What more can be said about Ms Foster. Singing coaches up and down the land should use her as an object lesson in musical theatre voice. Diction so perfect you hear every syllable, amazing breath control and even when belting out some comic ‘list song’ she makes every word count. But to be a star, you need more than mastering technique and period styling. You also need to bring something of yourself to it, and she does. She's a nifty dancer as well. The daft Act 2 number ‘The Gypsy in Me’ is usually an open invitation for ham acting, but Foster manages to bring a classy restraint to it. This makes it even funnier, but also lets her co-star shine.
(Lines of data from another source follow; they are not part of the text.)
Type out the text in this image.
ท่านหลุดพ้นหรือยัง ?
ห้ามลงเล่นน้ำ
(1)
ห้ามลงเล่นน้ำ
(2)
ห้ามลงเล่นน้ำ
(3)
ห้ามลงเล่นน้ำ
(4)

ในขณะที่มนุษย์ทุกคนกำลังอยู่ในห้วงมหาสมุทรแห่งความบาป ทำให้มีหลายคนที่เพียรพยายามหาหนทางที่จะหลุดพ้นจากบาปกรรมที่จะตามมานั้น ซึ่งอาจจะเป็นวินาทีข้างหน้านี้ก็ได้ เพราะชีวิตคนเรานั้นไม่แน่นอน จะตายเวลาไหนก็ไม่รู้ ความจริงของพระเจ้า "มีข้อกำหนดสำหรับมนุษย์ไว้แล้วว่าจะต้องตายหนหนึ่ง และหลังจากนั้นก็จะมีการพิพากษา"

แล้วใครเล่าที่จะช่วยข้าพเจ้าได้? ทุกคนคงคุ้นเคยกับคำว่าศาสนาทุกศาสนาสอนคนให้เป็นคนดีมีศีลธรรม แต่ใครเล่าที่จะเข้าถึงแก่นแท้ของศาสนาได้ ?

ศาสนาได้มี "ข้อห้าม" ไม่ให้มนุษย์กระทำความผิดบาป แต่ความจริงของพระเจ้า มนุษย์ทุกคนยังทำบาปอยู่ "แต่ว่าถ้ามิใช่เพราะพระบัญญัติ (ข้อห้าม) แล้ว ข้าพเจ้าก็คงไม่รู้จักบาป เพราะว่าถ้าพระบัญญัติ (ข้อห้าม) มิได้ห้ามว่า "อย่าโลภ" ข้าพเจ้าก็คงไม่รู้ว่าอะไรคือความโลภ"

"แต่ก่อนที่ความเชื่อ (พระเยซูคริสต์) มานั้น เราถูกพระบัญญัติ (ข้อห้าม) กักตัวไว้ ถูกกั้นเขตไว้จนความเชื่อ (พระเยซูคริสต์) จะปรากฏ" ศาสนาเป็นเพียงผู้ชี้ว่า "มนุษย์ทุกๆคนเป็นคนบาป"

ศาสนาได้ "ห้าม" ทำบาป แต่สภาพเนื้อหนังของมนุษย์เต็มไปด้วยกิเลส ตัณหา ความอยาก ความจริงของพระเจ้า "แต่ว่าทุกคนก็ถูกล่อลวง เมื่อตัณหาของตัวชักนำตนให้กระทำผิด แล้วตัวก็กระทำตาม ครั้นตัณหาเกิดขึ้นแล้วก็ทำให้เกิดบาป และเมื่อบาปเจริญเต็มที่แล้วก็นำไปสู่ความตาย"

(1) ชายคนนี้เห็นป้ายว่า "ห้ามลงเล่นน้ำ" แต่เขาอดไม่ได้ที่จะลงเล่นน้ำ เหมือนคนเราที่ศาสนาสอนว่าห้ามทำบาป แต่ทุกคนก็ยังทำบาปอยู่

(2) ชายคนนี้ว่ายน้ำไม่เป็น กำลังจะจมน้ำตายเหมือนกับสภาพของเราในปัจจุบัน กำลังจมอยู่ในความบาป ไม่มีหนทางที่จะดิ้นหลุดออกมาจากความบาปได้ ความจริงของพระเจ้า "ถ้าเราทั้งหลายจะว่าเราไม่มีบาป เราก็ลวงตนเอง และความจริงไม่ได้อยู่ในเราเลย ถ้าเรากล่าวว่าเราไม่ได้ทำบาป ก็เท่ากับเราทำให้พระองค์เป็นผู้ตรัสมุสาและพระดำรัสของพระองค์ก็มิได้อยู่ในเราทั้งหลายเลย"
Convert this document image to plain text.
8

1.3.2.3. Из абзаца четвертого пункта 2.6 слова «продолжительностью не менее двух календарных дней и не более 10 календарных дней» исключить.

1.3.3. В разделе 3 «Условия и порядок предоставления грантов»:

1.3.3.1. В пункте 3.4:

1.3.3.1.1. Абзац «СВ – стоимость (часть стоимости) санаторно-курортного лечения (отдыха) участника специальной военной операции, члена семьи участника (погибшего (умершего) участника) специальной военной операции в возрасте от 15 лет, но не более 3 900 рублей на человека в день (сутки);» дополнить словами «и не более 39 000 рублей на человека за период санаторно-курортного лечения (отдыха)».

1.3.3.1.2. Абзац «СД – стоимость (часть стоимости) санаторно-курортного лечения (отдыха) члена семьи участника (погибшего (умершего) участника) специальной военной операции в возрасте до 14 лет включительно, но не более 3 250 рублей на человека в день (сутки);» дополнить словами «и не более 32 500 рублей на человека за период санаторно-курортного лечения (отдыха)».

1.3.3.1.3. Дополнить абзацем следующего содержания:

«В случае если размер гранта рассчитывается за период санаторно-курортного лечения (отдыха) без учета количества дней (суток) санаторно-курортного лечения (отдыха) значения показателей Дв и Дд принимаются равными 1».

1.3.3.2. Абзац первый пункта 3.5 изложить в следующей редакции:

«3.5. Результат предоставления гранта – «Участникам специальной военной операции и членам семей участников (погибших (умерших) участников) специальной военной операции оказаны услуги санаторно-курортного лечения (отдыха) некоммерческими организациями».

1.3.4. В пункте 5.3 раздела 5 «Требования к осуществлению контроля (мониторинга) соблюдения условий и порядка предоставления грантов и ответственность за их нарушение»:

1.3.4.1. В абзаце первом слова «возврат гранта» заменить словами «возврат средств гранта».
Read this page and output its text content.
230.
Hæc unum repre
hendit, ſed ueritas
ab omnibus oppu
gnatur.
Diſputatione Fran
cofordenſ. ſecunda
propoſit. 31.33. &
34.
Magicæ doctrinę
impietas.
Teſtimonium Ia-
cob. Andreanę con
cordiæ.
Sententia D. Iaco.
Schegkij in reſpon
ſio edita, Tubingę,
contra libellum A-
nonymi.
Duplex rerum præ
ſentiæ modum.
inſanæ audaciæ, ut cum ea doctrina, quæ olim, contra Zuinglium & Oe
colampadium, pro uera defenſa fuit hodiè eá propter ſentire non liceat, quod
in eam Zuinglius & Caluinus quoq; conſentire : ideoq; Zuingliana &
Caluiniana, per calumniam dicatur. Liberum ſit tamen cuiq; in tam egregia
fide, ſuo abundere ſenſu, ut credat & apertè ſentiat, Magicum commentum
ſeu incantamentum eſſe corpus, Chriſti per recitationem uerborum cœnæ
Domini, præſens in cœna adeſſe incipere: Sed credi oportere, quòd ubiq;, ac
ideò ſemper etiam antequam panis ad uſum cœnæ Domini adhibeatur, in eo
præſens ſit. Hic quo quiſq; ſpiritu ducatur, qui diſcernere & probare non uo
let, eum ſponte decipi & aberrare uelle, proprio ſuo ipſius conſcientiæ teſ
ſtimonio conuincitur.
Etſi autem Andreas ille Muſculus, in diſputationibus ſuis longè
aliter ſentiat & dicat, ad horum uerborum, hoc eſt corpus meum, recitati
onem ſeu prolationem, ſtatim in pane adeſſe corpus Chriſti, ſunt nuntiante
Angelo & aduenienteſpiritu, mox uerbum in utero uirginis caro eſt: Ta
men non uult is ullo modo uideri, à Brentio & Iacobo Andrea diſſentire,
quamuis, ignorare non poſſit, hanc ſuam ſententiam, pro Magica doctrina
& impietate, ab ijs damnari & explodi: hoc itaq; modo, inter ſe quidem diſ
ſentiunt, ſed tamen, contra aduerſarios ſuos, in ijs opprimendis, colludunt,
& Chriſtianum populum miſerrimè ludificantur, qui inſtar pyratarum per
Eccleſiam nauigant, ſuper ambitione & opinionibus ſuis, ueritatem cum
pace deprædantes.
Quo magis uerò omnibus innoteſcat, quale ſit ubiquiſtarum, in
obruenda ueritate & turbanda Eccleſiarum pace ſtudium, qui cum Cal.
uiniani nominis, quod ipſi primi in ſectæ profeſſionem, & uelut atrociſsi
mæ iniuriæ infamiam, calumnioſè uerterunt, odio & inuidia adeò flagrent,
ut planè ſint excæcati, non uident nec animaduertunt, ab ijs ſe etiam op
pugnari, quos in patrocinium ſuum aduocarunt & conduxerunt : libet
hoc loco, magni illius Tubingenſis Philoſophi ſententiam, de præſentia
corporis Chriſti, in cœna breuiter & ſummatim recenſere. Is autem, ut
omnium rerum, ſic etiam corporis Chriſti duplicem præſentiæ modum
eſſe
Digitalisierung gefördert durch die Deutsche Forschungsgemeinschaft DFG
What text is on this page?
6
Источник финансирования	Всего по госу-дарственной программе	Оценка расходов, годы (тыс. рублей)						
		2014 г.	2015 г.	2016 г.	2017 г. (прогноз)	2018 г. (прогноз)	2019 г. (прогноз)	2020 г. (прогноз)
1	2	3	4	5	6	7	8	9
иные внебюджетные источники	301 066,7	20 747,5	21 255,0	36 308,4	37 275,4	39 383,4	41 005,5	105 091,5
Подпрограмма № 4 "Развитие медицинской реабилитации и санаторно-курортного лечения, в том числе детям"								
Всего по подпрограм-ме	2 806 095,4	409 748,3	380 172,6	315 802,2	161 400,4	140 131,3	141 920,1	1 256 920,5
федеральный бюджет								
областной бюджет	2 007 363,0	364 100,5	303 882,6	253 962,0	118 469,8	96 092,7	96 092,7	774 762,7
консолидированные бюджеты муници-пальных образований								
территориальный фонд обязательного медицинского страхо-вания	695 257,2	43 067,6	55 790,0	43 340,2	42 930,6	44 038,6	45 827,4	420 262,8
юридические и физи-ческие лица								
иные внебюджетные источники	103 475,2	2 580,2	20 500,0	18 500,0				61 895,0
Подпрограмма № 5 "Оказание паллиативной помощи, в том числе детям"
She sings a string of classics written for Ethel Merman, better than Ethel ever could.
She’s aided here by a sublime British supporting cast who are directed with scalpel-like finesse by Kathleen Marshall, who also choreographed the sublime dance numbers. There’s Robert Lindsay relishing his role as Public Enemy No. 13 Moonface Martin - his timing is as sharp as any old Music Hall veteran. There’s the lithe and winsome Felicity Kendal, now reduced to scatty old dames, but giving this one some gumption and loving every minute of it. And there’s Gary Wilmot, always a solid comic foil, here as a befuddled Wall St investor. With a large cast of principals everyone gets to shine and more importantly to catch their breath.
Three of the younger talents shine out. Samuel Edwards brings a boyish charm to Billy the romantic lead and is period perfect, while Nicole-Lily Baisden, as Hope, embodies the perfect ingenue lead.
Carly Mercedes Dyer, however, as con woman Erma (sidekick to Moonface), commits grand larceny, stealing the show with her sassy number ‘Buddy Beware’. Being sexy, funny, and singing to perfection, all while clambering over a chorus of sailors as she dismounts from a balcony, is quite a feat. That number, with its combination of tart wit and gay abandon, sums up the whole mood of the piece. Timothy Crouse (son of Russell) and John Weidman both delicately and expertly revamped the book to make it work for today and did it without losing the period feel.
For lovers of musicals there’s no better than this. The effervescence of it will knock you out.